Millions of chicks are killed across the globe every year for reasons including not being able to produce eggs or not being considered valuable to the meat industry. /CFP
Millions of chicks are killed across the globe every year for reasons including not being able to produce eggs or not being considered valuable to the meat industry. /CFP
Germany will be the first country to ban the mass shredding of male chicks in the poultry industry, said a government which has presented itself as an animal welfare pioneer after approving a draft law on the controversial practice.
The measure, which was passed by the cabinet on Wednesday, looks to enforce a ban on chick shredding from 2022 in what the country's agriculture minister Julia Klöckner called a "significant step forward for animal welfare."
Animal welfare activists have been campaigning for a long time for the practice to be put to an end, but farmers have insisted that there is no practical, affordable and cruelty-free alternative.
Now Klöckner says that technologies developed at the University of Leipzig to determine the sex of chicks before they hatch are expected to be widely available by the time the ban comes into force. The new law states that egg-sexing methods should be generalized in order to destroy male eggs before hatching.
The bill presented by Klöckner also sets a second deadline of 2024 for unhatched males to be identified before the seventh day of incubation, when chicken embryos are reported to begin to feel pain, according to the amendment.
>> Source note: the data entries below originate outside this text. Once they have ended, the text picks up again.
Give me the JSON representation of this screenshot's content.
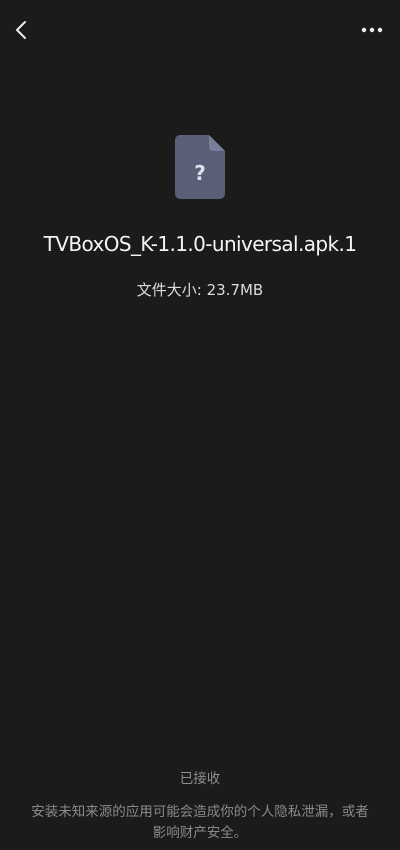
{
  "header": {
    "back_icon": "chevron-left-icon",
    "more_icon": "more-horizontal-icon"
  },
  "file": {
    "icon": "unknown-file-icon",
    "icon_glyph": "?",
    "name": "TVBoxOS_K-1.1.0-universal.apk.1",
    "size_text": "文件大小: 23.7MB"
  },
  "footer": {
    "status": "已接收",
    "warning": "安装未知来源的应用可能会造成你的个人隐私泄漏，或者影响财产安全。"
  },
  "colors": {
    "background": "#1b1b1b",
    "file_icon": "#5a5f78",
    "file_icon_fold": "#7a7f99"
  }
}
The hatching process typically takes 21 days.
"We have invested millions of euros in alternatives, bringing animal welfare and economic efficiency together on German soil," said Klöckner. "These currently allow us to determine between the ninth and the 14th day of incubation, out of 21, the sex of the embryo of the egg."
The new law will support innovative techniques with the aim, from 2024, of being able to determine the sex before the sixth day of incubation, in order to "further improve animal welfare."
"I expect the industry to follow up on these announcements with concrete actions and to modify its product range accordingly," added Klöckner.
Setting the pace
As Germany is the first country in the world to end the practice, Klöckner said that it wants to "set the pace and be a role model for other countries."
It is common practice in many poultry businesses for male chicks to be separated from females soon after hatching and be killed solely for economic reasons, such as not being able to produce eggs and reportedly producing less meat.
Laying chickens are a different breed to those that have been specifically raised and bred for meat production, which have larger muscles and legs.
The systematic killing of male chicks takes place around the world, but in Germany alone, around 45 million are killed each year shortly after hatching.
Animal rights groups have long called for an end to shredding. /CFP
Animal rights groups have long called for an end to shredding. /CFP
Some animal rights groups, such as Deutsche Tierschutzbund, have criticized the slow pace of progress.
In June 2019, the highest German administrative court granted the poultry industry a delay, allowing the practice of eliminating millions of male chicks to continue until the advent of methods allowing sexing in the egg.
At the beginning of 2020, Klöckner and her French counterpart Didier Guillaume had shown their willingness to abandon this practice in their respective countries by the end of 2021.
This wasn't well-received by all parties. The German Poultry Federation claimed that ending their current methods "results in immense competitive disadvantages with the EU for the domestic poultry industry" and that the law "only provides a partial solution to the problem."
In January 2020, Switzerland banned the grinding of live chicks. Nevertheless, the country still permits their gassing. In France at the end of 2021, two new measures including the banning of chick shredding and male pig castration without anaesthesia will also be enforced.